For your reference, we’ve discussed housing in previous articles:
- What Comes Next For Housing Prices/Rent?
- The New Trend In Housing
- The Future of US Housing Market
- Is US Housing In A Bubble, Again?
As mentioned previously, the United States has been experiencing a decline in the homeownership rate. It’s important to recognize that the inability to own a home represents a significant problem.
Regardless of whether you consider owning real estate to be a good investment, owning a house at the end of a working lifespan helps during retirement as it eliminates most shelter expenses, aside from upkeep and property taxes. Furthermore, the ability to own a home shows people are financially stable. Obviously, the homeownership rate can be manipulated like during the housing bubble. The fact that the government felt the need to try to get people in houses they couldn’t afford is a toxic mixture of short-termism and trying to mask a bigger issue, namely the lack of real wage improvement.
Land Prices Have Spiked: This Time Less Consumers Benefit
We’ve shown the homeownership rate which hit a multi-decade low in 2016. The concern is that during the next recession the homeownership rate will continue falling as millennials have a difficult time moving out and paying off their student loans, let alone being able to afford to buy a house. As you can see from the chart below, land prices have been increasing this cycle, reaching levels last seen during the peak of the housing bubble in 2007.
The difference between this increase in prices and the last two is less people own a home as the lending standards have increased and prices have become unaffordable. The silver lining to this is at least these people who don’t own homes won’t participate in the next down cycle.
Furthermore, rent has also become less affordable. Rental income was 4.6% of American personal income in November 2017, which was a record going back to 1959. In previous articles, we’ve mentioned the relative moderation of shelter inflation, but that doesn’t discount the years of high growth leading up to this. Also, growth moderation still is an increase; it’s not like rents are being cut.
In previous articles we’ve mentioned that comparing the gross value added of S&P 500 firms to GDP is a bad idea because the sales of S&P 500 firms come from both the US and abroad. The gross value added of housing as a percentage of GDP is different because real estate is all domestic. However, the chart below has a different issue, namely that from 1973 to 2010 the average square footage of single family homes increased by 44%. Therefore, the chart below isn’t as bad as it looks.
Home Square Footage Per Person Is Increasing
While land prices are increasing and the homeownership rate is down, the good news is the size of homes has increased. In the next few decades it will be critical to see if house sizes continue to increase given the prevalence of millennials buying tiny homes, RVs, and living in apartments in cities.
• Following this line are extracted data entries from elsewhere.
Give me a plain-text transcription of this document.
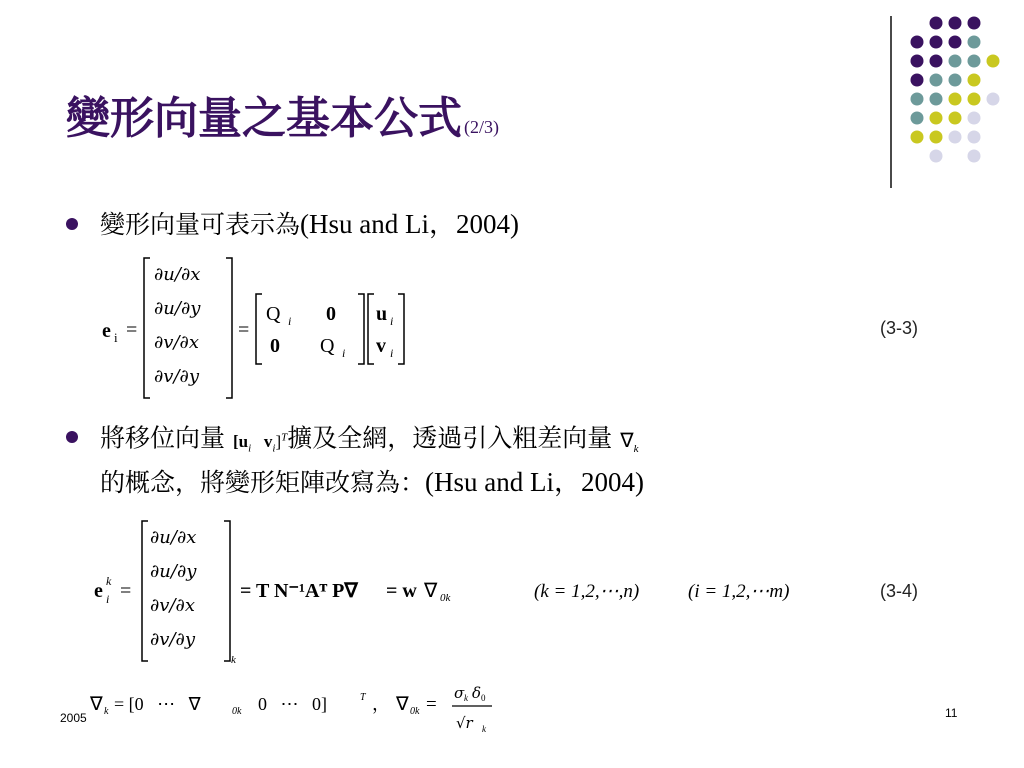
變形向量之基本公式 (2/3)
變形向量可表示為(Hsu and Li，2004)
e i =
∂u/∂x
∂u/∂y
∂v/∂x
∂v/∂y
=
Q i 0
0 Q i
u i
v i
(3-3)
將移位向量 [$u_i$ $v_i]^T$擴及全網，透過引入粗差向量 $\nabla_k$
的概念，將變形矩陣改寫為：(Hsu and Li，2004)
e i
k =
∂u/∂x
∂u/∂y
∂v/∂x
∂v/∂y
k
= T N⁻¹Aᵀ P∇ = w ∇ 0k	(k = 1,2,⋯,n)	(i = 1,2,⋯m)	(3-4)
∇ k = [0   ⋯   ∇	0k 0   ⋯   0]	T ， ∇ 0k =
σ k δ 0
√r k
2005	11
Their economic problems also mean they will probably have fewer kids than previous generations which means the decline in square footage per person will be mitigated.
As you can see in the chart below, the average household size has been declining for decades. In 1973, there were 3.01 people per household and in 2015 there were 2.54 people in each household on average. The median house size has increased from 1,525 square feet in 1973 to 2,467 square feet in 2015. Using the median instead of the average allows us to see a clearer picture by removing the outsized impact of extremely large home owned by wealthy individuals.
The price per square foot of each new house is also relatively affordable. As you can see, the inflation adjusted price per square foot of new houses in 2015 was only slightly above the long term average of $115.93.
The price per square foot is down 8.5% from 2005. The quality of new homes is also better as they are more energy efficient. Even smart homes, where you can control everything digitally, are becoming more prevalent.
Figuring Out The Discrepancy
There’s a discrepancy between the positive spin and the negative narrative we’ve reviewed. Is the shelter situation for households good or bad? To help you figure that out, let’s look at the reason for the differences. Median houses from 1973 to 2015 increased in price by 70%. Median house sizes have increased by 62%, but that doesn’t matter much if you can’t afford to buy a house. It’s like if a gym membership went from $20 per month to $500 for 2 years. The deal is similar, but if you don’t have $500 up front, you can’t join. The increasing house sizes is a good sign because it means people have more real dollars to spend on houses. The issue is this demand is pushed up by the upper class, while the lower class falls behind as inequality increases. This is reflected by the declining homeownership rate.
We try to differentiate our articles by discussing both the good news and the bad news. There’s nothing wrong with having an opinion on a subject, but while taking a side, you still need to remain objective. That’s why we reviewed the bullish and bearish narratives on housing. In summary, houses are getting bigger, but less people can afford them. If you can afford a home, your personal finances are better than the previous generation as houses are more efficient and technologically advanced. Unfortunately, the downtrend in homeownership more than made up for the upturn created by the housing bubble of the mid 2000s. Less people are living in these bigger and better houses.